Contexte : Selon une étude menée auprès de plus de 2 000 marketeurs B2B, près de la moitié d'entre eux ont désormais pleinement intégré l'IA dans leur travail quotidien.
Problème : Le temps que l’IA est censée faire gagner disparaît presque intégralement ailleurs, dans la correction de ce qu'elle produit. ¾ des marketeurs passent au moins 3h/semaine à corriger, vérifier ou retravailler du contenu généré par l'IA. Seuls 4% affirment que l'IA leur fait réellement gagner du temps sur l'ensemble du processus de création.
Et ce n’est pas que la correction des erreurs : +80% des marketeurs jonglent entre plusieurs outils d'IA différents, créant des processus de travail décousus.
Les décideurs doivent lire cette newsletter car ils appliquent ce que j’avais prédis : 65% des responsables marketing interrogés envisageraient sérieusement de suspendre leur déploiement de l'IA pendant 90 jours, le temps de repenser complètement leur approche.

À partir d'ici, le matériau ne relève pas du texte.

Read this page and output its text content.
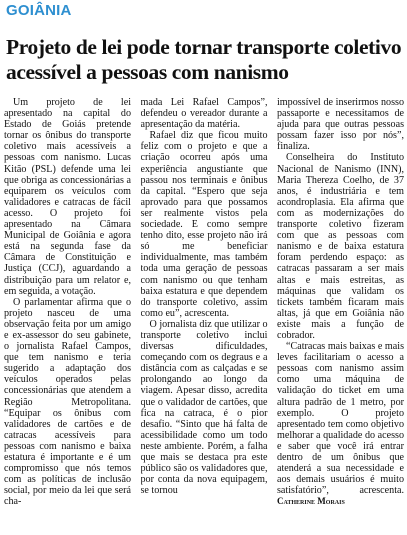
GOIÂNIA
Projeto de lei pode tornar transporte coletivo acessível a pessoas com nanismo

Um projeto de lei apresentado na capital do Estado de Goiás pretende tornar os ônibus do transporte coletivo mais acessíveis a pessoas com nanismo. Lucas Kitão (PSL) defende uma lei que obriga as concessionárias a equiparem os veículos com validadores e catracas de fácil acesso. O projeto foi apresentado na Câmara Municipal de Goiânia e agora está na segunda fase da Câmara de Constituição e Justiça (CCJ), aguardando a distribuição para um relator e, em seguida, a votação.

O parlamentar afirma que o projeto nasceu de uma observação feita por um amigo e ex-assessor do seu gabinete, o jornalista Rafael Campos, que tem nanismo e teria sugerido a adaptação dos veículos operados pelas concessionárias que atendem a Região Metropolitana. “Equipar os ônibus com validadores de cartões e de catracas acessíveis para pessoas com nanismo e baixa estatura é importante e é um compromisso que nós temos com as políticas de inclusão social, por meio da lei que será cha-

mada Lei Rafael Campos”, defendeu o vereador durante a apresentação da matéria.

Rafael diz que ficou muito feliz com o projeto e que a criação ocorreu após uma experiência angustiante que passou nos terminais e ônibus da capital. “Espero que seja aprovado para que possamos ser realmente vistos pela sociedade. E como sempre tenho dito, esse projeto não irá só me beneficiar individualmente, mas também toda uma geração de pessoas com nanismo ou que tenham baixa estatura e que dependem do transporte coletivo, assim como eu”, acrescenta.

O jornalista diz que utilizar o transporte coletivo inclui diversas dificuldades, começando com os degraus e a distância com as calçadas e se prolongando ao longo da viagem. Apesar disso, acredita que o validador de cartões, que fica na catraca, é o pior desafio. “Sinto que há falta de acessibilidade como um todo neste ambiente. Porém, a falha que mais se destaca pra este público são os validadores que, por conta da nova equipagem, se tornou

impossível de inserirmos nosso passaporte e necessitamos de ajuda para que outras pessoas possam fazer isso por nós”, finaliza.

Conselheira do Instituto Nacional de Nanismo (INN), Maria Thereza Coelho, de 37 anos, é industriária e tem acondroplasia. Ela afirma que com as modernizações do transporte coletivo fizeram com que as pessoas com nanismo e de baixa estatura foram perdendo espaço: as catracas passaram a ser mais altas e mais estreitas, as máquinas que validam os tickets também ficaram mais altas, já que em Goiânia não existe mais a função de cobrador.

“Catracas mais baixas e mais leves facilitariam o acesso a pessoas com nanismo assim como uma máquina de validação do ticket em uma altura padrão de 1 metro, por exemplo. O projeto apresentado tem como objetivo melhorar a qualidade do acesso e saber que você irá entrar dentro de um ônibus que atenderá a sua necessidade e aos demais usuários é muito satisfatório”, acrescenta. Catherine Morais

Et de mon usage personnel, ce qui me prend le plus la tête, c'est le FOMO permanent sur “quel outil utiliser” et “sur lequel rester”. Je pense qu'on devrait plutôt converger vers des plateformes "coquilles vides", où le modèle d'IA utilisé devient invisible pour l'utilisateur. Concrètement, la plateforme proposerait des fonctions précises (créer une publicité, rédiger du contenu, écrire du code), et se connecterait automatiquement au meilleur modèle disponible derrière, selon la puissance nécessaire et le budget alloué. D'ailleurs, ce n'est pas un hasard si Stripe réfléchit aujourd'hui à racheter OpenRouter, la plateforme justement conçue pour basculer d'un modèle d'IA à un autre selon les besoins.